25 September saw the exclusive sale via the Alipay platform of five hybrid securities investment funds with a combined value of 60 billion yuan (approx. USD$8.9 billion) and lock-up periods of 18 months, by a raft of leading Chinese fund managers including E Fund Management Co., China Asset Management, Penghua Fund Management, China Universal and Zofund.
Analysts said that the exclusive offering of the mutual funds via Alipay marks the first time that traditional sales channels have been bypassed in China, and could pose a major challenge to the prevailing dominance of the established banks.
Controversy has since arisen, however, over a potential conflict of interest between the exclusive sale of these funds and Ant Group’s upcoming listing in both Hong Kong and Shanghai, with claims emerging that this could lead to Ant Group effectively “underwriting its own IPO.”
According to 21st Century Business Herald the five fund companies executed strategic investor share subscription agreements with Ant Group, with plans for 10% of the assets of each fund to be allocated to new shares in Ant. 10% is the maximum that each of the funds is permitted to allocate to a single share.
The Herald report further states that during the sales of the funds Ant Group used phrases such as “invest in Ant” (投资蚂蚁) and “participate in Ant’s listing” (参与蚂蚁上市).

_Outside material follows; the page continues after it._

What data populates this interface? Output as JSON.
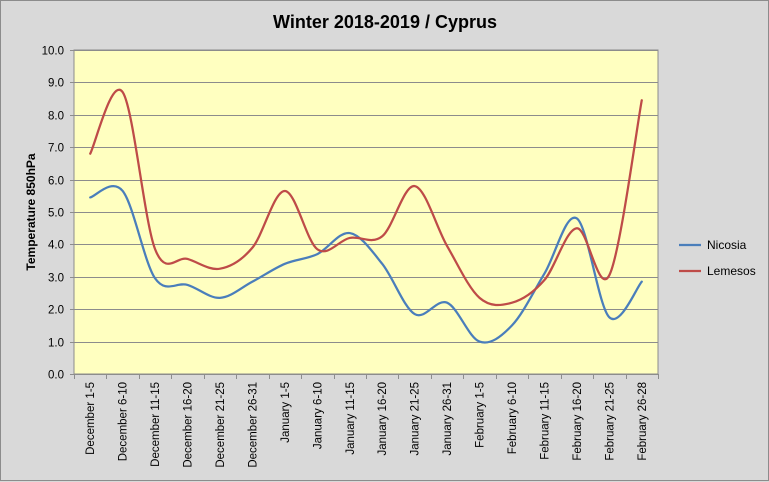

“Using one’s own sales channels to attract strategic allocated funds for one’s self on the open market is treading the line,” said one source from a Beijing fund manager. “There is dispute over how to demarcate separation of interests and how to protect the interests of investors.”
Other observers disagree, pointing out the sums involved are comparatively trivial and will not have an impact on the Ant Group IPO.
“This does not involve a conflict of interest,” said one source from a mutual fund in southern China. “For example if a bank engaged in the exclusive sale of products, and the funds were used to purchase stocks in that bank, that would definitely not be considered a conflict of interest.
“Also, the amounts allocated are too small. In terms of scale, the 60 billion yuan of these five finds can invest a maximum of 10% in Ant Group stocks, which is just 6 billion yuan. Yet the amount that Ant Group is expected to raise is USD$35 billion – or nearly 240 billion yuan. In terms of the overall listing of Ant Group, this will have a negligible impact.”
“Whether or not there is a conflict of interest will be determined by an investigation by authorities,” said an analyst from a brokerage in southern China.
Ant Group responded publicly to the accusations on 14 October by stating that the details of its strategic allocation funds had been “fully and completely disclosed,” and denied engaging in the underwriting of its own IPO.